The plate itself is not a perfect plane, and the way the lettering reflects light is non-trivial. Reflections may catch the edges of the plate and give more or less brightness compared to a straight-on view.

All of these things and more would be incorporated into a sophisticated AI model. Even with a plate that’s too small to see, every frame of video available (for which there may be thousands) supplies more information. A system that looked only at the plate would be handicapped compared to one that evaluated the whole scene, since every element can be used as a clue in the predictive model.

We don’t know how to perform even simple image processing without AI; rules-based techniques are just too limited. It would have to be a trained model. And probably one adapted from a broader dataset, like one used for self-driving (since much of the scene evaluation machinery would be the same).

I’m not sure what you mean by that… The math is straightforward. I could write a program to do it. Others with more relevant experience could do it much more quickly and easily than I, but we’ve had image processing software for decades.

And you’d need to use straightforward, deterministic methods, not AI, because any situation where you’re trying to read a license plate is a situation where you need to be confident that your license-plate-reader isn’t hallucinating.

To detect the orientation of a car in a scene? That’s inverse rendering, which is classically just about the hardest problem in computer science. It’s barely solved in the most primitive, simplistic cases, let alone real-world input. You’ve got a Turing Award in store if you know how to solve it generally.

Those methods are useless here. The problem is basically one of hypothesis testing–given a possible number for the plate, how confident are we that it’s right? A single frame of video with no additional data gives you very little confidence. But thousands of frames, with the additional knowledge of where the plate is “supposed” to be and with adjustments for lighting, etc., one can start to be much more confident.

But it’s all inherently probabilistic in nature. Deterministic methods can’t work since we can never be 100% confident that our hypothesis is correct. There’s always some chance that video noise corrupted the image in a way that actually supports a different number. It just becomes fantastically unlikely with enough data.

There are photogrammetric Blender plugins for finding correspondences between images/frames and reconstructing a 3D scene from a 2D video of it. As well, one can reconstruct a clear image from a sequence of distorted images (e.g., from a telescope affected by atmospheric turbulence). One can try to jazz some of that up with “AI” techniques but where you actually might want to use a trained neural network is to identify digits/letters in a (possibly distorted, rotated, noisy, etc.) image. For forensic purposes, you certainly do not want to use AI to generate a fake “enhanced” video.

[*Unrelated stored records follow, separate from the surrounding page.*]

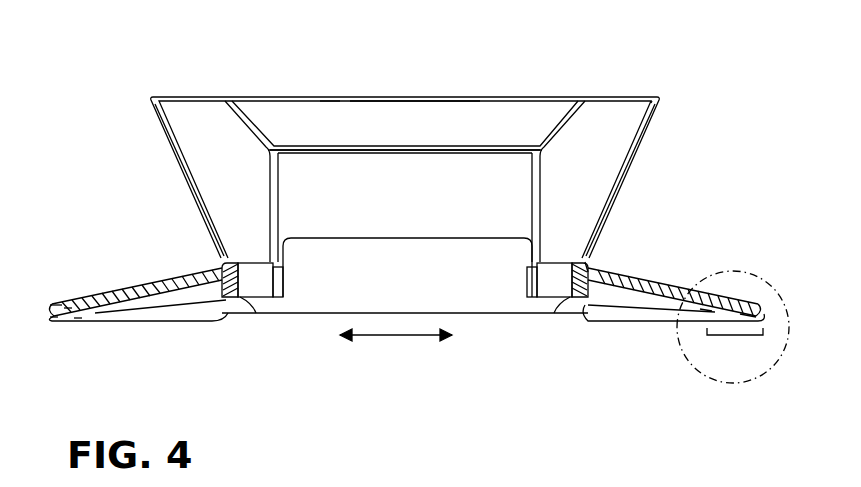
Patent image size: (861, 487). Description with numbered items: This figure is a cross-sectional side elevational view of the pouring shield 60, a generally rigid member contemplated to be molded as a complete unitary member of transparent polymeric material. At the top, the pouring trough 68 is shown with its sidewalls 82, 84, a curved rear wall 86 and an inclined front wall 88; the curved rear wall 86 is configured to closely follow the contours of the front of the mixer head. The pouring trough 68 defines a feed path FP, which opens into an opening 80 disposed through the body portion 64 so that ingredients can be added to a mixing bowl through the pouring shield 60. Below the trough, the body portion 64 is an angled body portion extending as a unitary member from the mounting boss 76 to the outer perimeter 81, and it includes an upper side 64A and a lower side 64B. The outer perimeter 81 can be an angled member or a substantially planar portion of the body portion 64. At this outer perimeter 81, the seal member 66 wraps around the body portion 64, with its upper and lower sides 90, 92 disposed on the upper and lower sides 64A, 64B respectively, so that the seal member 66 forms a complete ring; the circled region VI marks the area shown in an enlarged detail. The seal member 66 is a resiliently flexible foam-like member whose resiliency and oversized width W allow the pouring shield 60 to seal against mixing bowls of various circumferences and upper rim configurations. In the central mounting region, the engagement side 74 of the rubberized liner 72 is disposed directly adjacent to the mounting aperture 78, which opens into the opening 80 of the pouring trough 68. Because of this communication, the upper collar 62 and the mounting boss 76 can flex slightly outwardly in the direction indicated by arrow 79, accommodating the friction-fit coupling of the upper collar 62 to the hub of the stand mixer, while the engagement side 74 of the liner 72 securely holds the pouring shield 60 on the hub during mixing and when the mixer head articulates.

The pouring shield 60 is at (632, 66).
The upper collar 62 is at (210, 252).
The body portion 64 is at (630, 292).
The upper side of body portion 64A is at (148, 292).
The lower side of body portion 64B is at (155, 324).
The seal member 66 is at (55, 306).
The pouring trough 68 is at (668, 124).
The liner 72 is at (586, 261).
The engagement side 74 is at (553, 298).
The mounting boss 76 is at (597, 272).
The mounting aperture 78 is at (441, 298).
The arrow 79 is at (393, 338).
The opening 80 is at (348, 284).
The outer perimeter 81 is at (52, 323).
The sidewall 82 is at (160, 118).
The sidewall 84 is at (637, 158).
The curved rear wall 86 is at (400, 190).
The inclined front wall 88 is at (488, 115).
The upper side of seal member 90 is at (77, 306).
The lower side of seal member 92 is at (80, 323).
The feed path FP is at (330, 135).
The detail view line VI is at (747, 272).
The width of seal member W is at (735, 337).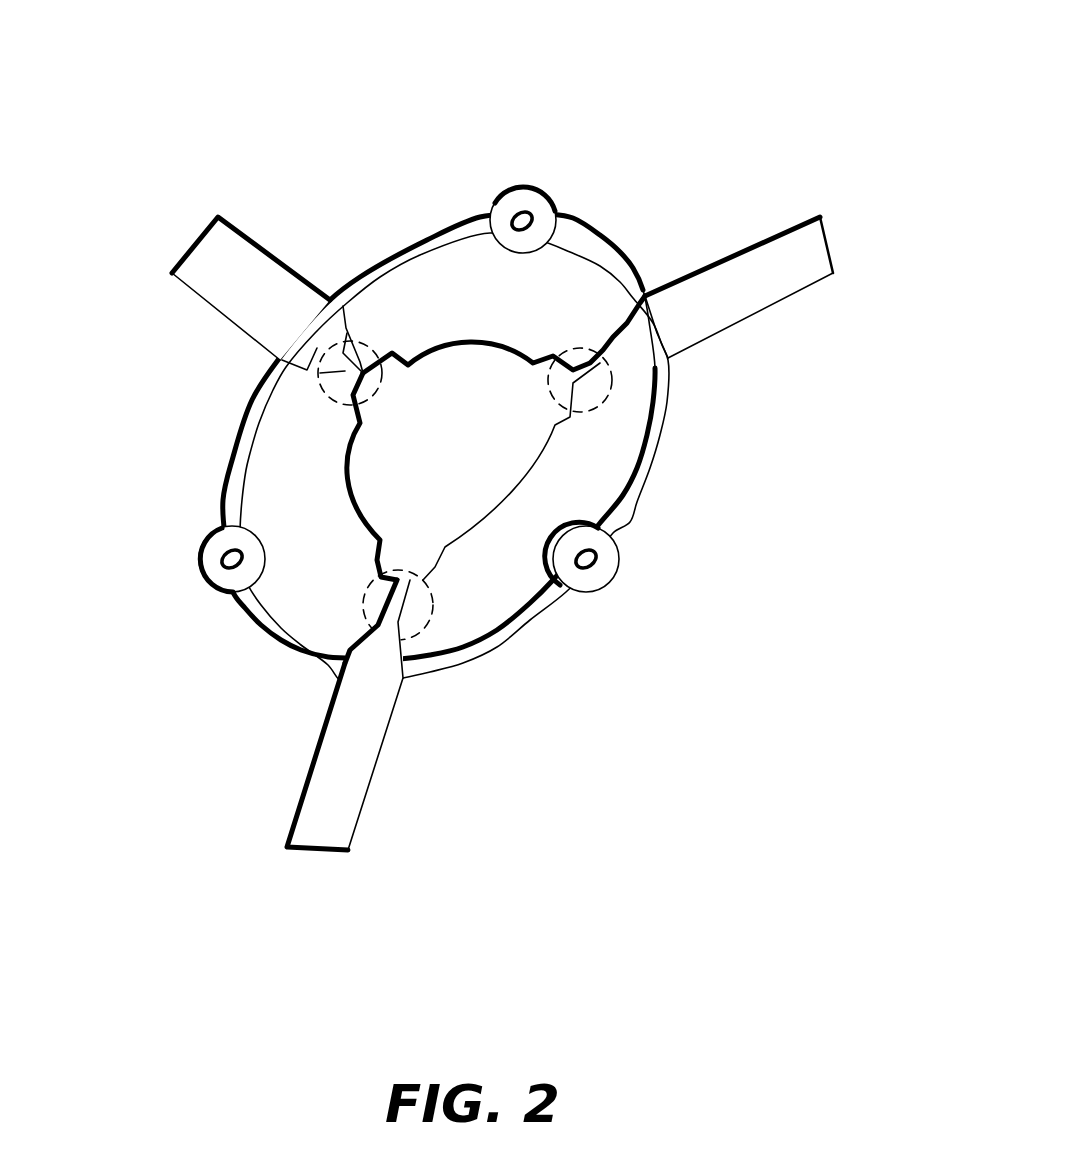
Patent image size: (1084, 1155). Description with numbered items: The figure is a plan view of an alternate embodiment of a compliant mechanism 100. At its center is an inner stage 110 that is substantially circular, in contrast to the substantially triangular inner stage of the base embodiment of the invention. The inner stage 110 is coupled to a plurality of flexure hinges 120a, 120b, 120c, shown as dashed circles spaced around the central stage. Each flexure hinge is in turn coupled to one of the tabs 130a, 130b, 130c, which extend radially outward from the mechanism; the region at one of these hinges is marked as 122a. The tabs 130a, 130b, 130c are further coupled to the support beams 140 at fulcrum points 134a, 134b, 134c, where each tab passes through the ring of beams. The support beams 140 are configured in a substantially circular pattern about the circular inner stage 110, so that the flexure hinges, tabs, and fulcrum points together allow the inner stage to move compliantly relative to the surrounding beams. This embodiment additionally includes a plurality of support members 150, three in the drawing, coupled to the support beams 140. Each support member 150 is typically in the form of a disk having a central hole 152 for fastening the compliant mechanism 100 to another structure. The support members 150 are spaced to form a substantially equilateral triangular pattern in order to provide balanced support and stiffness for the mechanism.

The compliant mechanism 100 is at (700, 97).
The inner stage 110 is at (512, 471).
The flexure hinge 120a is at (405, 345).
The flexure hinge 120b is at (578, 343).
The flexure hinge 120c is at (433, 587).
The lug edge / tab 122a is at (345, 371).
The tab 130a is at (222, 252).
The tab 130b is at (818, 245).
The tab 130c is at (332, 835).
The fulcrum point 134a is at (314, 337).
The fulcrum point 134b is at (668, 292).
The fulcrum point 134c is at (378, 670).
The support beams 140 is at (238, 441).
The support member 150 is at (538, 186).
The central hole 152 is at (508, 213).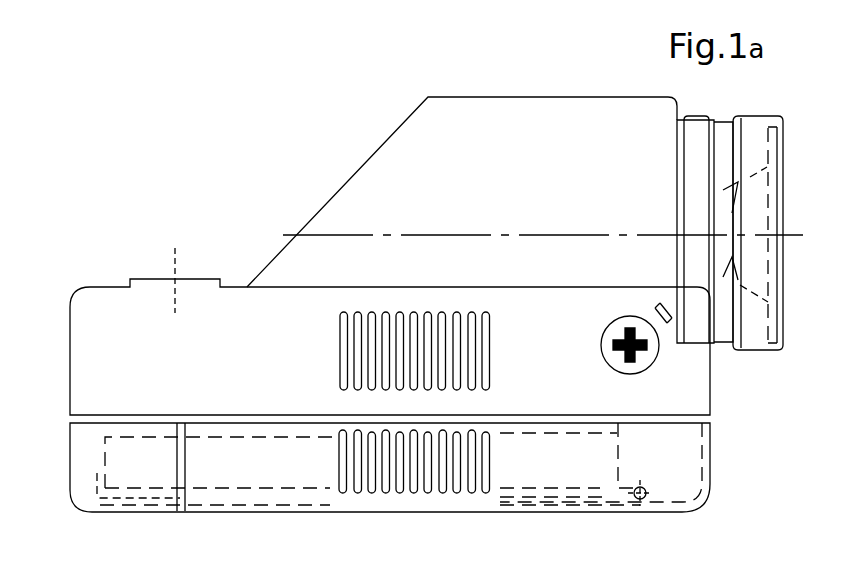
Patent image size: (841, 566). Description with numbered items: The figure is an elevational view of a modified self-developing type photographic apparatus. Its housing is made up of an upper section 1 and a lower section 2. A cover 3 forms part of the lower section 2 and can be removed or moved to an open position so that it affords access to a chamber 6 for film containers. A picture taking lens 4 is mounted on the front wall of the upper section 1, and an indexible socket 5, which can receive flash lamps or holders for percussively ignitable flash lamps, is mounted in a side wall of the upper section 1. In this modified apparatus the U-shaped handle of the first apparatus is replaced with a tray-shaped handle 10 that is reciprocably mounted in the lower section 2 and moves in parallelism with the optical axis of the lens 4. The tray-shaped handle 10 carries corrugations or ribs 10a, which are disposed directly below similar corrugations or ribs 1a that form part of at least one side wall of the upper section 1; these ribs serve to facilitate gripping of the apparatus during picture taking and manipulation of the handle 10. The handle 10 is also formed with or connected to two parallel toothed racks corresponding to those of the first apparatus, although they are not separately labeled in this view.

The upper section 1 is at (288, 263).
The corrugations or ribs 1a is at (487, 328).
The lower section 2 is at (82, 465).
The cover 3 is at (113, 498).
The picture taking lens 4 is at (755, 133).
The indexible socket 5 is at (648, 352).
The chamber 6 is at (152, 465).
The tray-shaped handle 10 is at (683, 472).
The corrugations or ribs 10a is at (343, 462).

I don’t know what Blender does specifically, but those techniques are usually quite primitive. They use simple image processing techniques (or user input) to identify features to track (say, the corner of something), and then look at how the feature moves around over time. It works for simple things like superimposing a 3D object on top of other imagery, but it’s fairly unsophisticated.

You don’t want to fake it. But the goal is to take some imagery and figure out the most likely physical configuration that is consistent with that imagery, including details that you could not make out with just a single frame. It’s an underdetermined problem, but then so is all visual processing of this nature. Even when the detail is there, you can’t be absolutely certain it wasn’t a trick of the lens or a weird projection or a plate mounted to a drone that’s hovering between you and the car or something else. It’s just that these hypotheses are not very likely compared to the alternatives, and they become even less likely as you add input data.

If you could somehow capture a “frame” of your retina’s data stream right at the limit of your visual acuity, you’d find it useless. Your brain uses the imagery over time and guesses about the likely content to fill in the details. And yet you somehow trust your brain (probably because it does a good job most of the time). We’d want a sophisticated AI to do the same on video data.

There should have been an “isn’t” in there.